The first session of Hong Kong’s new parliament on Wednesday saw several young lawmakers diverting from the official oath, including two who refused to pledge allegiance to China and one who quoted Mahatma Gandhi to say no one could imprison his mind.
The swearing-in session at the Legislative Council of Hong Kong, a “special administrative region” of China, took on farcical overtones as one young lawmaker inserted swear words into her oath and another took eight minutes to complete the oath, pausing for several seconds between each word.
Nathan Law, the youngest lawmaker in the Legislative Council’s history after he was elected at the age of 23 last month, quoted Gandhi before taking the oath. “You can chain me, you can torture me, you can even destroy this body, but you will never imprison my mind,” he was quoted as saying by the media.
Law, a former leader of the pro-democracy Umbrella Revolution of 2014 who now heads the Demosisto party, quoted Gandhi while responding to a government warning on Tuesday that those who refused to take the oath properly could lose their seats, the South China Morning Post reported.

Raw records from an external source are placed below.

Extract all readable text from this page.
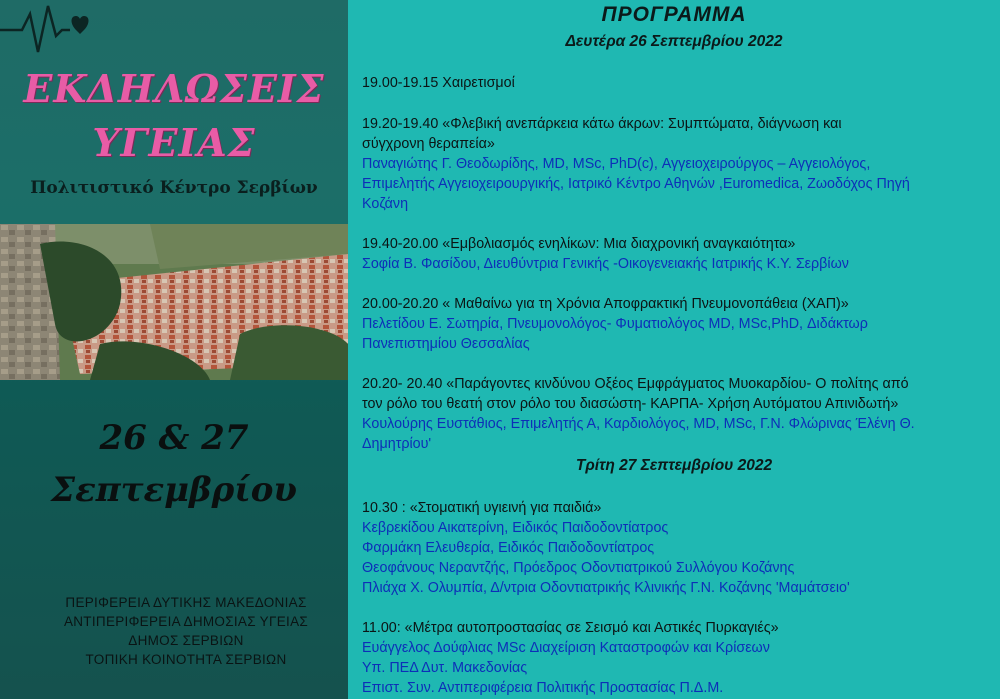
ΕΚΔΗΛΩΣΕΙΣ
ΥΓΕΙΑΣ
Πολιτιστικό Κέντρο Σερβίων
26 & 27
Σεπτεμβρίου
ΠΕΡΙΦΕΡΕΙΑ ΔΥΤΙΚΗΣ ΜΑΚΕΔΟΝΙΑΣ
ΑΝΤΙΠΕΡΙΦΕΡΕΙΑ ΔΗΜΟΣΙΑΣ ΥΓΕΙΑΣ
ΔΗΜΟΣ ΣΕΡΒΙΩΝ
ΤΟΠΙΚΗ ΚΟΙΝΟΤΗΤΑ ΣΕΡΒΙΩΝ
ΠΡΟΓΡΑΜΜΑ
Δευτέρα 26 Σεπτεμβρίου 2022
19.00-19.15 Χαιρετισμοί
19.20-19.40 «Φλεβική ανεπάρκεια κάτω άκρων: Συμπτώματα, διάγνωση και
σύγχρονη θεραπεία»
Παναγιώτης Γ. Θεοδωρίδης, MD, MSc, PhD(c), Αγγειοχειρούργος – Αγγειολόγος,
Επιμελητής Αγγειοχειρουργικής, Ιατρικό Κέντρο Αθηνών ,Euromedica, Ζωοδόχος Πηγή
Κοζάνη
19.40-20.00 «Εμβολιασμός ενηλίκων: Μια διαχρονική αναγκαιότητα»
Σοφία Β. Φασίδου, Διευθύντρια Γενικής -Οικογενειακής Ιατρικής Κ.Υ. Σερβίων
20.00-20.20 « Μαθαίνω για τη Χρόνια Αποφρακτική Πνευμονοπάθεια (ΧΑΠ)»
Πελετίδου Ε. Σωτηρία, Πνευμονολόγος- Φυματιολόγος MD, MSc,PhD, Διδάκτωρ
Πανεπιστημίου Θεσσαλίας
20.20- 20.40 «Παράγοντες κινδύνου Οξέος Εμφράγματος Μυοκαρδίου- Ο πολίτης από
τον ρόλο του θεατή στον ρόλο του διασώστη- ΚΑΡΠΑ- Χρήση Αυτόματου Απινιδωτή»
Κουλούρης Ευστάθιος, Επιμελητής Α, Καρδιολόγος, MD, MSc, Γ.Ν. Φλώρινας Έλένη Θ.
Δημητρίου'
Τρίτη 27 Σεπτεμβρίου 2022
10.30 : «Στοματική υγιεινή για παιδιά»
Κεβρεκίδου Αικατερίνη, Ειδικός Παιδοδοντίατρος
Φαρμάκη Ελευθερία, Ειδικός Παιδοδοντίατρος
Θεοφάνους Νεραντζής, Πρόεδρος Οδοντιατρικού Συλλόγου Κοζάνης
Πλιάχα Χ. Ολυμπία, Δ/ντρια Οδοντιατρικής Κλινικής Γ.Ν. Κοζάνης 'Μαμάτσειο'
11.00: «Μέτρα αυτοπροστασίας σε Σεισμό και Αστικές Πυρκαγιές»
Ευάγγελος Δούφλιας MSc Διαχείριση Καταστροφών και Κρίσεων
Υπ. ΠΕΔ Δυτ. Μακεδονίας
Επιστ. Συν. Αντιπεριφέρεια Πολιτικής Προστασίας Π.Δ.Μ.
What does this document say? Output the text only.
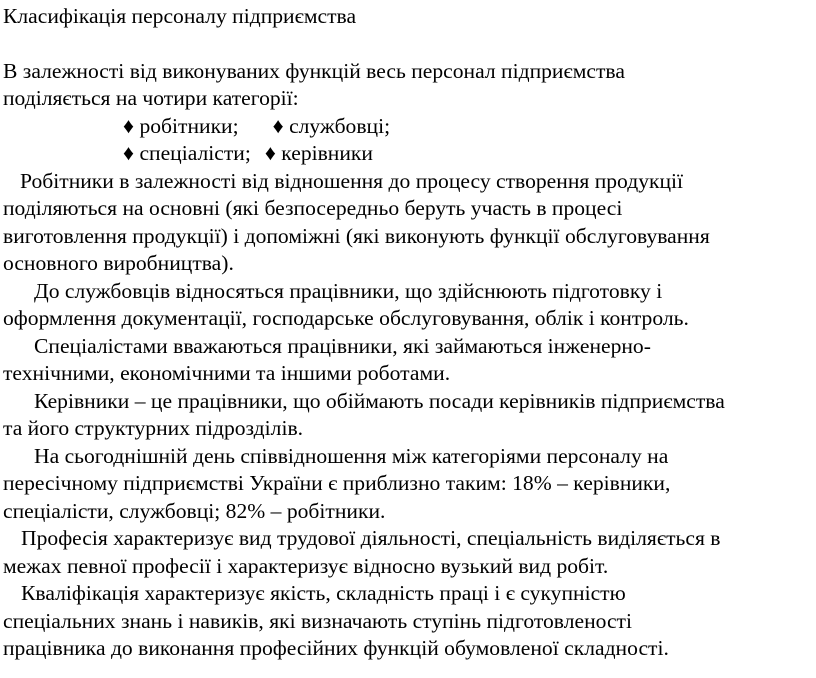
Класифікація персоналу підприємства
В залежності від виконуваних функцій весь персонал підприємства
поділяється на чотири категорії:
♦ робітники; ♦ службовці;
♦ спеціалісти; ♦ керівники
Робітники в залежності від відношення до процесу створення продукції
поділяються на основні (які безпосередньо беруть участь в процесі
виготовлення продукції) і допоміжні (які виконують функції обслуговування
основного виробництва).
До службовців відносяться працівники, що здійснюють підготовку і
оформлення документації, господарське обслуговування, облік і контроль.
Спеціалістами вважаються працівники, які займаються інженерно-
технічними, економічними та іншими роботами.
Керівники – це працівники, що обіймають посади керівників підприємства
та його структурних підрозділів.
На сьогоднішній день співвідношення між категоріями персоналу на
пересічному підприємстві України є приблизно таким: 18% – керівники,
спеціалісти, службовці; 82% – робітники.
Професія характеризує вид трудової діяльності, спеціальність виділяється в
межах певної професії і характеризує відносно вузький вид робіт.
Кваліфікація характеризує якість, складність праці і є сукупністю
спеціальних знань і навиків, які визначають ступінь підготовленості
працівника до виконання професійних функцій обумовленої складності.
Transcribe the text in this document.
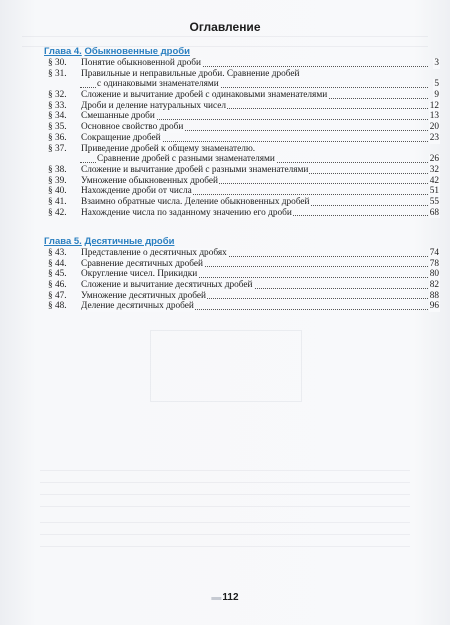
Оглавление
Глава 4. Обыкновенные дроби
§ 30.	Понятие обыкновенной дроби	3
§ 31.	Правильные и неправильные дроби. Сравнение дробей
с одинаковыми знаменателями	5
§ 32.	Сложение и вычитание дробей с одинаковыми знаменателями	9
§ 33.	Дроби и деление натуральных чисел	12
§ 34.	Смешанные дроби	13
§ 35.	Основное свойство дроби	20
§ 36.	Сокращение дробей	23
§ 37.	Приведение дробей к общему знаменателю.
Сравнение дробей с разными знаменателями	26
§ 38.	Сложение и вычитание дробей с разными знаменателями	32
§ 39.	Умножение обыкновенных дробей	42
§ 40.	Нахождение дроби от числа	51
§ 41.	Взаимно обратные числа. Деление обыкновенных дробей	55
§ 42.	Нахождение числа по заданному значению его дроби	68
Глава 5. Десятичные дроби
§ 43.	Представление о десятичных дробях	74
§ 44.	Сравнение десятичных дробей	78
§ 45.	Округление чисел. Прикидки	80
§ 46.	Сложение и вычитание десятичных дробей	82
§ 47.	Умножение десятичных дробей	88
§ 48.	Деление десятичных дробей	96
▬112
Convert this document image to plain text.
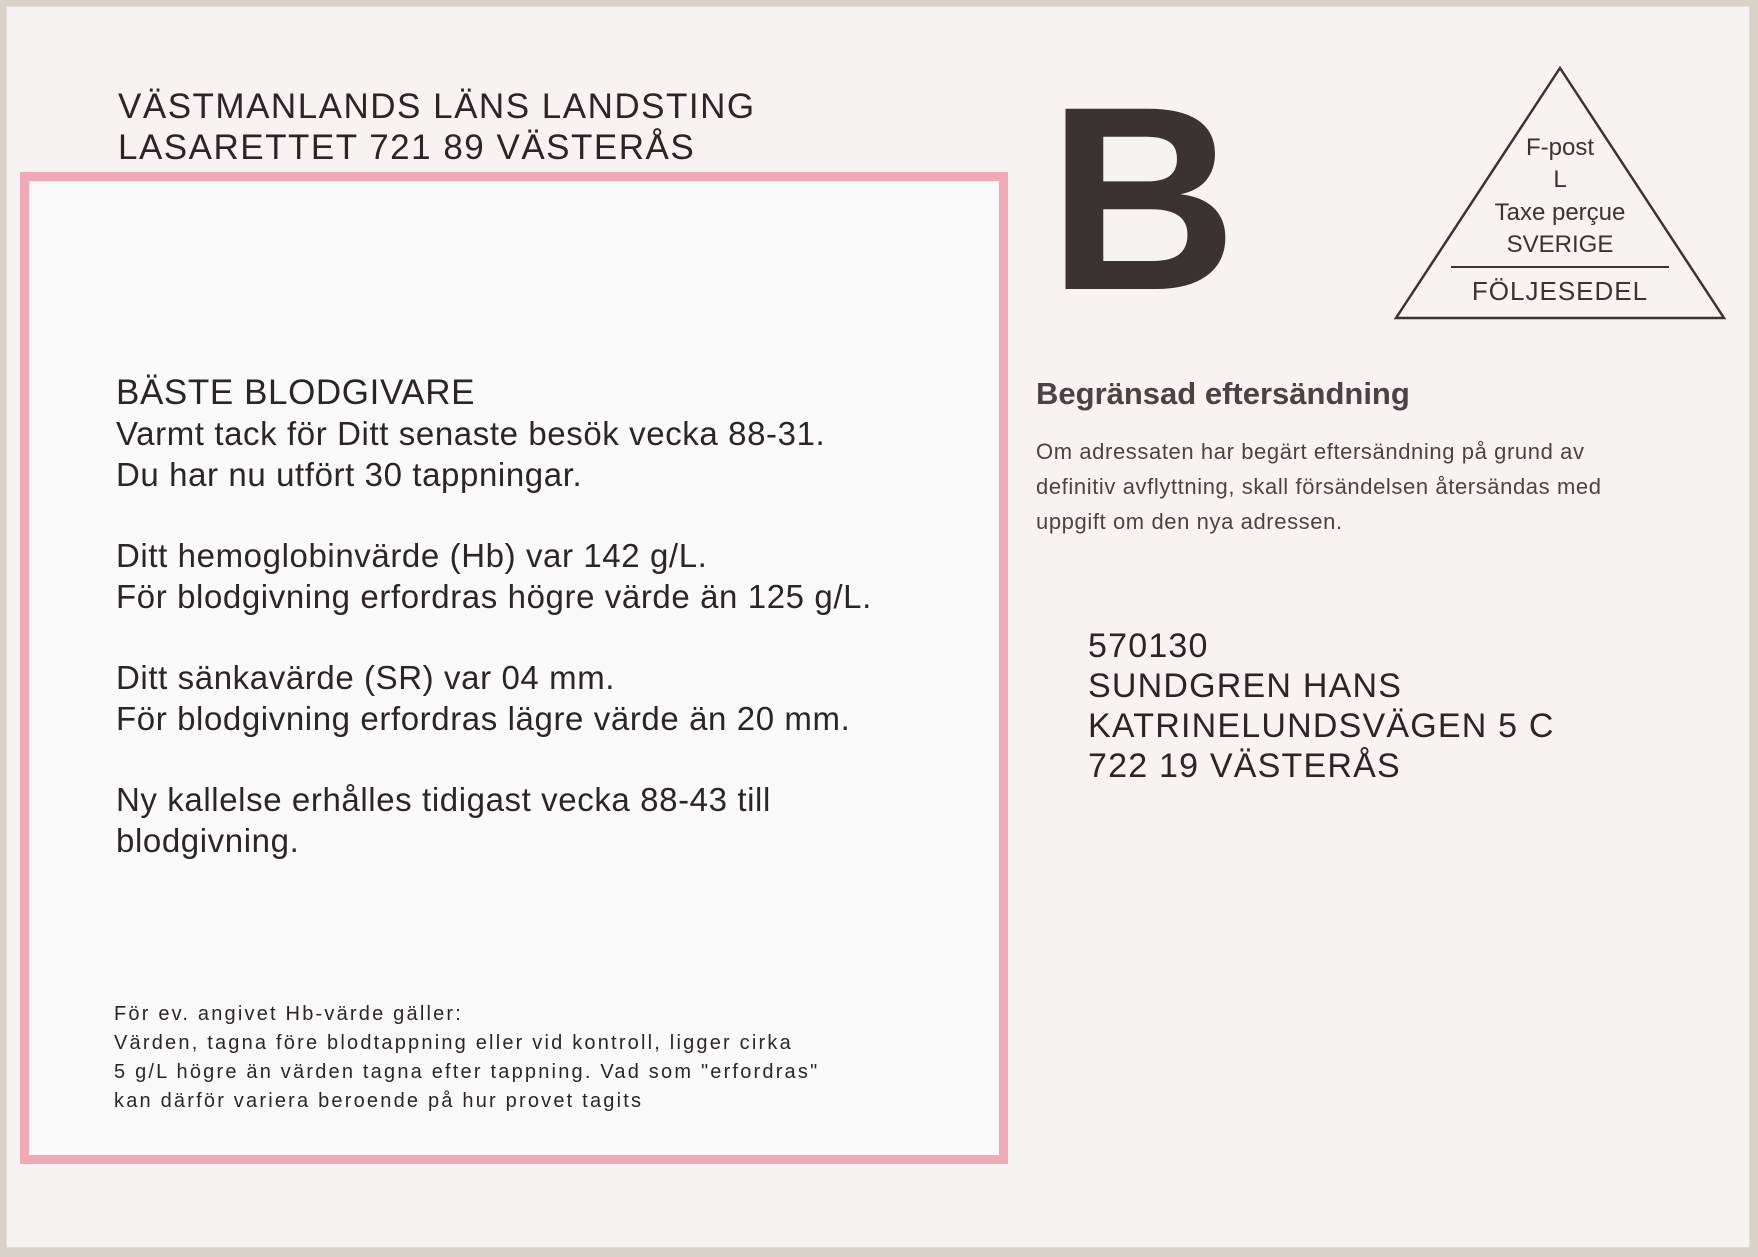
VÄSTMANLANDS LÄNS LANDSTING
LASARETTET 721 89 VÄSTERÅS
BÄSTE BLODGIVARE
Varmt tack för Ditt senaste besök vecka 88-31.
Du har nu utfört 30 tappningar.
Ditt hemoglobinvärde (Hb) var 142 g/L.
För blodgivning erfordras högre värde än 125 g/L.
Ditt sänkavärde (SR) var 04 mm.
För blodgivning erfordras lägre värde än 20 mm.
Ny kallelse erhålles tidigast vecka 88-43 till
blodgivning.
För ev. angivet Hb-värde gäller:
Värden, tagna före blodtappning eller vid kontroll, ligger cirka
5 g/L högre än värden tagna efter tappning. Vad som "erfordras"
kan därför variera beroende på hur provet tagits
B	F-post
L
Taxe perçue
SVERIGE
FÖLJESEDEL
Begränsad eftersändning
Om adressaten har begärt eftersändning på grund av
definitiv avflyttning, skall försändelsen återsändas med
uppgift om den nya adressen.
570130
SUNDGREN HANS
KATRINELUNDSVÄGEN 5 C
722 19 VÄSTERÅS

Pro-independence lawmaker Yau Wai-ching, 25, who belongs to the Youngspiration party that emerged from the Umbrella Revolution, held up a blue banner with the words “Hong Kong is not China”.
She deviated from the official oath, which calls on lawmakers to swear allegiance to the Hong Kong Special Administrative Region of the People’s Republic of China, and instead said: “I do solemnly swear that I will be faithful and bear true allegiance to the Hong Kong nation.”
When Yau was instructed to repeat the oath by Legislative Council secretary general Kenneth Chen, she pronounced the “People’s Republic of China” as the “People’s Re-f***ing of Chee-na” in all three mentions of the phrase in the oath.
Yau’s Youngspiration colleague Sixtus “Baggio” Leung draped the banner with the words “Hong Kong is not China” around his shoulders, referred to the “Hong Kong nation” and promised to “protect and defend” the people of Hong Kong.
Independent lawmaker Edward Yiu added a pledge to “fight for genuine universal suffrage” to his oath. Umbrella Revolution activist Lau Siu-lai read her oath at a snail’s pace in an apparent protest, taking eight minutes to complete it.
The secretary general rejected the oaths of Yau, Sixtus Leung and Yiu, and they will have to retake them at a later date. This was challenged by Law and several pro-democracy lawmakers.
Last month, voters in Hong Kong turned out in record numbers for the first major election since the 2014 pro-democracy protests. The people chose several “localist politicians” who want greater autonomy or independence from China.
China has angrily rejected calls for Hong Kong’s independence, and some officials have warned “separatists” will be prosecuted.